David Swanson (Let's Try Democracy) notes that the James Baker Circle Jerk recommends toothless talking points re: permanante bases in Iraq while "we are spending billions of dollars to construct bases in Iraq for the U.S. military. The new Democratic majority in Congress knows this, knows the damages these bases are doing, and knows the good that could be done by making better use of all that money, not to mention the lives lost in the process. If we speak up, perhaps the new majority will also know how quickly it can become a minority again if it does not seize this issue, expose it, and set it right."

Edward Wong and Abdul Razzaq Al-Saidi (New York Times) survey Iraqi people (the ones that the James Baker Circle Jerk was allegedly concerned about) and find that the hand jive is most popular . . . inside the heavily fortified Green Zone but even there it's not overwhelmingly popular. In the United States, Peter Smith(Courier-Journal) looks at Kentucky's reaction -- apparently having little interest in 'official sources' and gas bags, decides that the plan is far from embraced -- and quotes Anita Anderson, mother of US war resister Darrell Anderson, who notes the 'maybe' of some-sort of withdrawal in 2008 and states, "I can't even imagine the young boys that are going to be damaged, and the young girls. I've talked to active-duty soldiers, ones in Iraq. They're not doing well over there."
Tom Hayden (The Huffington Post) offers a six point plan that addresses Anita Anderson's concern of time by advocating a US withdrawal "in months rather than years," peace talks, a "special envoy" working towards "conflict resolution, not a military solution," acceptance that the puppet government doesn't represent Iraqis and much more. Military Families Speak Out's co-founder Nancy Lessin declares of the James Baker Circle Group's report, "Each one of these is wrong and will not produce the desired effect. The real problem is the U.S. occuaption." And Nancy A. Youssef and Hannah Allam (McClatchy Newspapers) note that the report has many flaws and zoom in on: "The group also recommends that the U.S. add more advisers, including Department of Justice officials for Iraq's frail judicial system. But the U.S. already has advisers throughout the government. Indeed, scores of coalition soldiers fill the halls of the Interior Ministry on any given day."

So what's a person to do?

"Go for your dreams, be true to your heart and listen to your gut. If your path starts to go astray, jump out of the road and take a romp through the woods."

That's activist and
CODEPINK co-founder Medea Benjamin's advice for young girls and women which she shares with Bay Area Business Women. It's advice she puts into practice in her own life and currently that's taken her to Manhattan where she, Cindy Sheehan, Patti Ackerman and Missy Comley Beattie are on trial for . . . failure to yield right-of-way? Refusal to disown the right to peaceable assembly?

In a
new release calling for charges to be dropped, CODEPINK notes that the charges stem from the attempt on March 6th to deliver a petition calling for the end of the war (a petition 72,000 people had signed) to the then UN Ambassador for the US, John Bolton. In 2005, the petition had been dropped off with no problem. In 2006, the four women were part of a group of fifty that "was stopped by the New York City police and four of the leaders were arrested and charged with trespassing, disorderly conduct, resisting arrest and obstructing government adrministration." As they had done in 2005, they had phoned ahead of time to say that they would be dropping off the petition. Dropping off a petition signed by American citizens now means that a building (US Mission to UN) needs to go into lockdown and the police need to be called? In Bully Boy's America, apparently so.

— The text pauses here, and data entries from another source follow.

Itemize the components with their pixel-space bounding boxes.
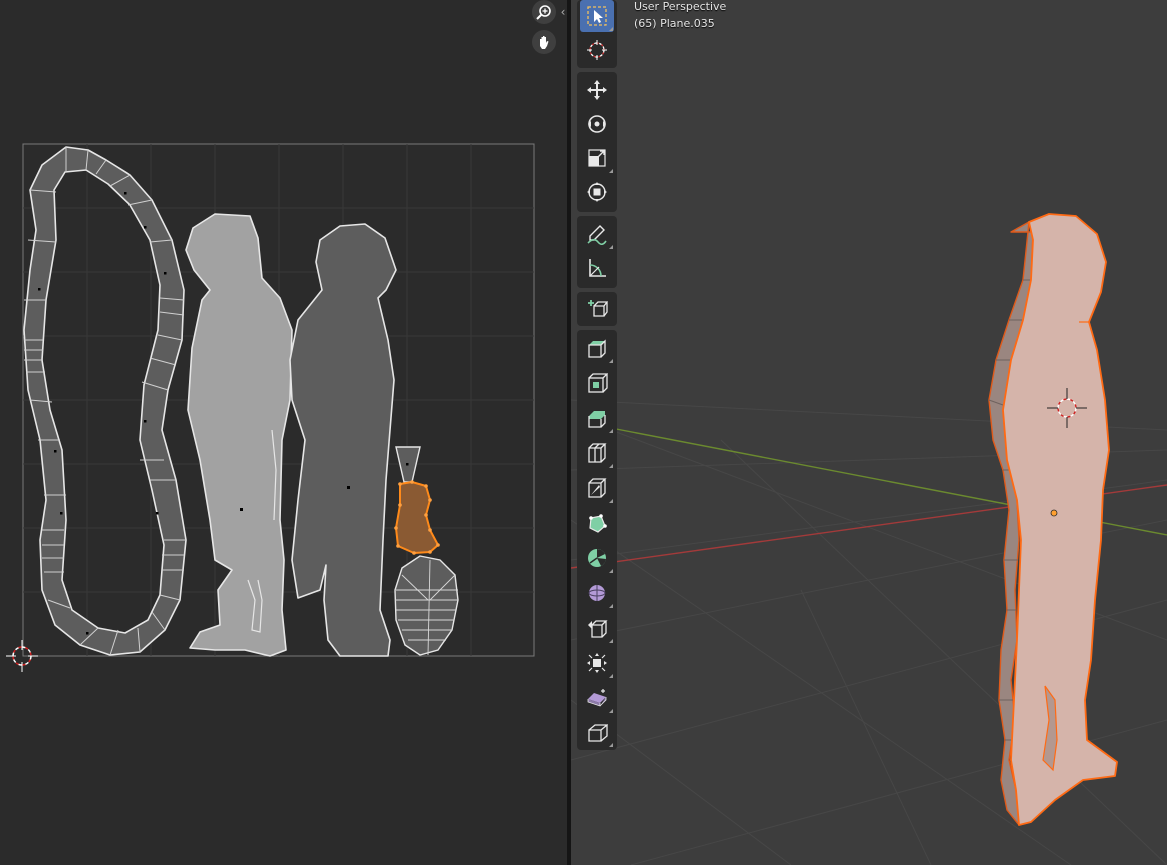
tool-group-transform [577,72,617,212]
smooth-icon [588,585,606,601]
edge-slide-icon [588,620,608,638]
object-origin-icon [1050,509,1058,517]
tool-group-add [577,292,617,326]
shear-icon [587,689,607,707]
tool-add-cube[interactable] [580,293,614,325]
knife-icon [588,478,607,498]
measure-icon [589,259,606,277]
rotate-icon [588,115,606,133]
sidebar-collapse-icon[interactable]: ‹ [558,4,567,20]
transform-icon [587,182,607,202]
tool-spin[interactable] [580,542,614,574]
tool-select-box[interactable] [580,0,614,32]
active-object-label: (65) Plane.035 [634,17,715,30]
zoom-button[interactable] [532,0,556,24]
uv-2d-cursor-icon [6,640,38,672]
tool-poly-build[interactable] [580,507,614,539]
uv-canvas[interactable] [0,0,567,865]
tool-annotate[interactable] [580,218,614,250]
viewport-info-overlay: User Perspective (65) Plane.035 [634,0,726,32]
tool-group-select [577,0,617,68]
uv-editor[interactable]: ‹ [0,0,567,865]
tool-rotate[interactable] [580,108,614,140]
tool-group-mesh [577,330,617,750]
inset-faces-icon [588,373,608,393]
tool-group-annotate [577,216,617,288]
add-cube-icon [588,300,608,317]
tool-transform[interactable] [580,176,614,208]
loop-cut-icon [588,443,607,463]
tool-bevel[interactable] [580,402,614,434]
tool-edge-slide[interactable] [580,612,614,644]
zoom-icon [536,5,551,20]
shrink-fatten-icon [587,653,607,673]
bevel-icon [588,411,606,428]
cursor-icon [587,40,607,60]
annotate-icon [587,225,607,245]
viewport-canvas[interactable] [571,0,1167,865]
select-box-icon [587,6,607,26]
extrude-region-icon [588,339,606,358]
tool-rip-region[interactable] [580,716,614,748]
uv-island-side-strip [23,146,187,656]
view-perspective-label: User Perspective [634,0,727,13]
uv-island-back [289,223,397,657]
rip-region-icon [588,724,608,742]
uv-island-front [185,213,293,657]
scale-icon [588,149,606,167]
3d-viewport[interactable]: User Perspective (65) Plane.035 [571,0,1167,865]
tool-cursor[interactable] [580,34,614,66]
uv-island-selected [395,481,439,554]
tool-move[interactable] [580,74,614,106]
tool-shrink-fatten[interactable] [580,647,614,679]
tool-shear[interactable] [580,682,614,714]
tool-measure[interactable] [580,252,614,284]
tool-knife[interactable] [580,472,614,504]
poly-build-icon [589,514,607,533]
tool-smooth[interactable] [580,577,614,609]
tool-inset[interactable] [580,367,614,399]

Rebecca (Sex and Politics and Screeds and Attitude) observes, "when cindy sheehan's on trial, we're all on trial. . . a public building meaning 'open to the public,' the women wanted to deliver a petition (no danger there), they called ahead of time, the place decides to shut down to avoid them. if the place's business was interfered with, that came when the building decided to go into lockdown. if a manhattan prosecutor wants to prosecute some 1, prosecute the people who made the call that u.s. citiznes were not welcome." (Rebecca notes that an audio report of the case can be found on yesterday's The KPFA Evening News.)